High-Dimensional Limit of Stochastic Gradient Flow via Dynamical Mean-Field Theory

TL;DR

This paper develops a dynamical mean-field theory framework to analyze the high-dimensional asymptotic behavior of stochastic gradient flow, providing a unifying perspective on SGD dynamics in complex models.

Contribution

It introduces a novel DMFT-based analytical approach to characterize the high-dimensional limit of stochastic gradient flow for nonlinear models, extending existing theories.

Findings

Derives low-dimensional equations describing SGF in high dimensions

Recovers existing high-dimensional SGD descriptions as special cases

Provides a unified theoretical framework for analyzing SGD dynamics

Abstract

Modern machine learning models are typically trained via multi-pass stochastic gradient descent (SGD) with small batch sizes, and understanding their dynamics in high dimensions is of great interest.
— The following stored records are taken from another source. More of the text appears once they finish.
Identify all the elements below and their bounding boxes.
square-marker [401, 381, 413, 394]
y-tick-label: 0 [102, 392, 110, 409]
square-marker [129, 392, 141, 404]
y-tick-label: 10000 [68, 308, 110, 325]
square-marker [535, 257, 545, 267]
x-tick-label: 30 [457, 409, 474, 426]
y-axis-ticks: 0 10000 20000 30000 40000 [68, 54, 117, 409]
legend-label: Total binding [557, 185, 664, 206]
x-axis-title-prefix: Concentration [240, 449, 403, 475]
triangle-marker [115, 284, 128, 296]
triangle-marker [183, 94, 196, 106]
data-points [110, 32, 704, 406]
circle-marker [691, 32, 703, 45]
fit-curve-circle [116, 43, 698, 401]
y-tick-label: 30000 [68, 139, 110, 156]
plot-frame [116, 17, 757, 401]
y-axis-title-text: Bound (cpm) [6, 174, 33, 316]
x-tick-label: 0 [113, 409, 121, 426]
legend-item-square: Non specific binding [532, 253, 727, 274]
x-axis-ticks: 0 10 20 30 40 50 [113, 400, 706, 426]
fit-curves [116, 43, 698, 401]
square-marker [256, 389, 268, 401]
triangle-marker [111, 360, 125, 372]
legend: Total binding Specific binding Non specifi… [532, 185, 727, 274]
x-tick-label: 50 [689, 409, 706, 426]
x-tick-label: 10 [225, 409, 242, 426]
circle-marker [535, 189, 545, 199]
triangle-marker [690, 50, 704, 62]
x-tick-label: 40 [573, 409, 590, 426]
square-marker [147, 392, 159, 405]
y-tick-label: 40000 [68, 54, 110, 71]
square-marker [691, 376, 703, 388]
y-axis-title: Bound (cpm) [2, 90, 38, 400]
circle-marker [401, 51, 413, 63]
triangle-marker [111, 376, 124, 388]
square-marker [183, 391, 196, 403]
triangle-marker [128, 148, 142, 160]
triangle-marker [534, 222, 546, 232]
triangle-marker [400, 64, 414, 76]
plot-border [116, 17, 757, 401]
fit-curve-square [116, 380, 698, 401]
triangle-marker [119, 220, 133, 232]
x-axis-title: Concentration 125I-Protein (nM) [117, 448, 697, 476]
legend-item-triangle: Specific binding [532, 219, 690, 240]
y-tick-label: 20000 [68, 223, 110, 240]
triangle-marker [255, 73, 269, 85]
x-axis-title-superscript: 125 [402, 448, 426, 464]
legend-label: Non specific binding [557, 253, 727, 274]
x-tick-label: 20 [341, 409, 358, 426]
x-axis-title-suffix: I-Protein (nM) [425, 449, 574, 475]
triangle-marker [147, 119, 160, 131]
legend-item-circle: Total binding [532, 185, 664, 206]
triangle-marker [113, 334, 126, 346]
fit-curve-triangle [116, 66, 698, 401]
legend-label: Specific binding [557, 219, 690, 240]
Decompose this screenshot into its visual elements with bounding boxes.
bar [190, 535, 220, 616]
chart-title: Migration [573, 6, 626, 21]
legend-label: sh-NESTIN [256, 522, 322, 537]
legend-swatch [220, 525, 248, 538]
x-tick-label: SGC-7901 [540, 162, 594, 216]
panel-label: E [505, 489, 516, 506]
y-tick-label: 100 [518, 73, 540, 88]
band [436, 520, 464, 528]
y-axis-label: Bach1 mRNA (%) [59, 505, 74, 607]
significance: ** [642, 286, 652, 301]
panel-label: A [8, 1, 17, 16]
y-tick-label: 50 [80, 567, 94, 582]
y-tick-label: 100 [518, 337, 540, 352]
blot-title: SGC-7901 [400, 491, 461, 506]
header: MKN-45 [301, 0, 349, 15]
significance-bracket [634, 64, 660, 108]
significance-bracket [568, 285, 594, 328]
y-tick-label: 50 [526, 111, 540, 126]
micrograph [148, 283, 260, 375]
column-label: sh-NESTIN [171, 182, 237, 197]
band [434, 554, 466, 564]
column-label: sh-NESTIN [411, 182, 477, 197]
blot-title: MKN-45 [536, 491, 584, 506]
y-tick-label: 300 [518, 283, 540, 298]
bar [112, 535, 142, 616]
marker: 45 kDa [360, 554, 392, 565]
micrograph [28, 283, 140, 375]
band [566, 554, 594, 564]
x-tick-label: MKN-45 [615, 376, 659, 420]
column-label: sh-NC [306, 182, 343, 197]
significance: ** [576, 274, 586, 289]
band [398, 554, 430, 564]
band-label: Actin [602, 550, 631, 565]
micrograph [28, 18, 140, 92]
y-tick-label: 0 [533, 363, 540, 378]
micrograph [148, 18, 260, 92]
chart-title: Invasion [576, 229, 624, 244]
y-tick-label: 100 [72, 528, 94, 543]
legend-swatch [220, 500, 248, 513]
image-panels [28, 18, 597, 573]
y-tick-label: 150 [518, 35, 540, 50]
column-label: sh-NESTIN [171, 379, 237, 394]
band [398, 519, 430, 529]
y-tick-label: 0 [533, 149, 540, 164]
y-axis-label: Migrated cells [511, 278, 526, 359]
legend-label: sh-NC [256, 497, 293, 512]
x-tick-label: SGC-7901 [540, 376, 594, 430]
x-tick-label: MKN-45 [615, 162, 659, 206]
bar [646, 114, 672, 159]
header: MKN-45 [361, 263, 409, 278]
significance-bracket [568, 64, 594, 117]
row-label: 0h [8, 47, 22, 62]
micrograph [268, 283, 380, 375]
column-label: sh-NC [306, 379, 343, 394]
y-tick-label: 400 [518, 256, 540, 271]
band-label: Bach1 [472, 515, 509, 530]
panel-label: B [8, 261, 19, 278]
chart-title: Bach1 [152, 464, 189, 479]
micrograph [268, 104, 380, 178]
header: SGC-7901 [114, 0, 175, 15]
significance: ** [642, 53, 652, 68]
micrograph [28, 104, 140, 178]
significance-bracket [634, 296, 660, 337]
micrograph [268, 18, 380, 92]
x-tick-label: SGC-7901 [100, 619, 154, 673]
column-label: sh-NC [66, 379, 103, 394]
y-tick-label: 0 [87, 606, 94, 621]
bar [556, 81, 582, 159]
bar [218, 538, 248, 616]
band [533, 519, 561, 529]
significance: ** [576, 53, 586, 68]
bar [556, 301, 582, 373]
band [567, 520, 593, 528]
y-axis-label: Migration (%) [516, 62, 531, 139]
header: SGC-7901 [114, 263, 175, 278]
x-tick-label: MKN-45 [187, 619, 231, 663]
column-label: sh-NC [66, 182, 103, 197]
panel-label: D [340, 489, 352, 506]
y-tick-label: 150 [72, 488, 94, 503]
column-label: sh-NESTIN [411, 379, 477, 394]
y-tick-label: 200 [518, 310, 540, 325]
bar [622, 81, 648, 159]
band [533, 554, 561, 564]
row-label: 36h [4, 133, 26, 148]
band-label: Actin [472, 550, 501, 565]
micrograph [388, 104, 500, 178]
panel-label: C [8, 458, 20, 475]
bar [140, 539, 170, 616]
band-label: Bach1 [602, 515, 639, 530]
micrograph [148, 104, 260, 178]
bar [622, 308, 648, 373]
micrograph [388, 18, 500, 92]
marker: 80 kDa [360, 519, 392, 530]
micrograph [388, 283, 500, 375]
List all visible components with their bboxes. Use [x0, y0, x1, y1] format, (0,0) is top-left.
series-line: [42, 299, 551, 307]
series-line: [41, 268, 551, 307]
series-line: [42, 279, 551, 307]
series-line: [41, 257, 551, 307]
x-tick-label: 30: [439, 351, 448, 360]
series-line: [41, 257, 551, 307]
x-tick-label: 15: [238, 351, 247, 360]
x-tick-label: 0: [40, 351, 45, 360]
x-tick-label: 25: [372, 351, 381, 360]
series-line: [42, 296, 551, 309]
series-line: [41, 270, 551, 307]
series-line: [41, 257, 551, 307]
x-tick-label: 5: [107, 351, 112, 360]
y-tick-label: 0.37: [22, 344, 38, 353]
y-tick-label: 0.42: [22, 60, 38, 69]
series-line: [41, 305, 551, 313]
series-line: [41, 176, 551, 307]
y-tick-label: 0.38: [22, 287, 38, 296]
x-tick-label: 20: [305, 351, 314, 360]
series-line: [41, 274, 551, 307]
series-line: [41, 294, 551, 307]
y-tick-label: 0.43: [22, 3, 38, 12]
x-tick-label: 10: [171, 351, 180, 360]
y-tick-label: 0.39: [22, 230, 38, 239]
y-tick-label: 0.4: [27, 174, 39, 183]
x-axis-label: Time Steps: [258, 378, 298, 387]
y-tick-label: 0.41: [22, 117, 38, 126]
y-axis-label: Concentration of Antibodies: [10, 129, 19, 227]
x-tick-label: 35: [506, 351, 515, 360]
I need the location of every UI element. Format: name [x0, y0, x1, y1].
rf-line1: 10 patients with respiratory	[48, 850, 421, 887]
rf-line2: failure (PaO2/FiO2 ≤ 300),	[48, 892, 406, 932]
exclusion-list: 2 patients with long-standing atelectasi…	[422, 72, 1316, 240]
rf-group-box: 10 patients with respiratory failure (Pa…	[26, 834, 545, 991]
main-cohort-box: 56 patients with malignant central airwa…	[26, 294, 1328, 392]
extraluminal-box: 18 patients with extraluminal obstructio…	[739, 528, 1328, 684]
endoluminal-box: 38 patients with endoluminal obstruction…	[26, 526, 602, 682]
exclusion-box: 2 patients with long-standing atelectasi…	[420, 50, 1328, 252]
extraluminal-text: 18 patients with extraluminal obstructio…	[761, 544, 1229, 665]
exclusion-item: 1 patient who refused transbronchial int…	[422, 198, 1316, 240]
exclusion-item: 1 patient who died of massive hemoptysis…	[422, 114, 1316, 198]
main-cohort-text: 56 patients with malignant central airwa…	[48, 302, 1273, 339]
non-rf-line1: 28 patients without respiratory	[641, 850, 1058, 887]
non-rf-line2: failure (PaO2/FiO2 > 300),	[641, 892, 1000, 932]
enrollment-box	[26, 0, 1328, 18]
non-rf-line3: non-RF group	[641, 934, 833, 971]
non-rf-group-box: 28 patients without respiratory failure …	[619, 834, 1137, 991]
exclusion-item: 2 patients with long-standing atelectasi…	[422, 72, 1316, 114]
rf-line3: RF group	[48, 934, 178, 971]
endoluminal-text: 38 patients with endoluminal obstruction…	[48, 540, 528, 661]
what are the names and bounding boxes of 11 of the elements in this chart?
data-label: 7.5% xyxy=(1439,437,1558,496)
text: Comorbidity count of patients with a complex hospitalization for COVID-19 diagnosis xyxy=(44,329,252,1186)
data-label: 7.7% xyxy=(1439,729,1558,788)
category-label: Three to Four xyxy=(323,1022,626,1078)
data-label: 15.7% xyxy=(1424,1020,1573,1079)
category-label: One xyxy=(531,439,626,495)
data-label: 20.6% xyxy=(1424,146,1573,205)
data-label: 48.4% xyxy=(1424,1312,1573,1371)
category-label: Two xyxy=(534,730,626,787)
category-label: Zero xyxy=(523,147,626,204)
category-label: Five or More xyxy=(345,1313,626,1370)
However, an analytical framework for describing the high-dimensional asymptotic behavior of multi-pass SGD with small batch sizes for nonlinear models is currently missing. In this study, we address this gap by analyzing the high-dimensional dynamics of a stochastic differential equation called a \emph{stochastic gradient flow} (SGF), which approximates multi-pass SGD in this regime. In the limit where the number of data samples $n$ and the dimension $d$ grow proportionally, we derive a closed system of low-dimensional and continuous-time equations and prove that it characterizes the asymptotic distribution of the SGF parameters. Our theory is based on the dynamical mean-field theory (DMFT) and is applicable to a wide range of models encompassing generalized linear models and two-layer neural networks. We further show that the resulting DMFT equations recover several existing high-dimensional descriptions of SGD dynamics as special cases, thereby providing a unifying perspective on prior frameworks such as online SGD and high-dimensional linear regression. Our proof builds on the existing DMFT technique for gradient flow and extends it to handle the stochasticity in SGF using tools from stochastic calculus.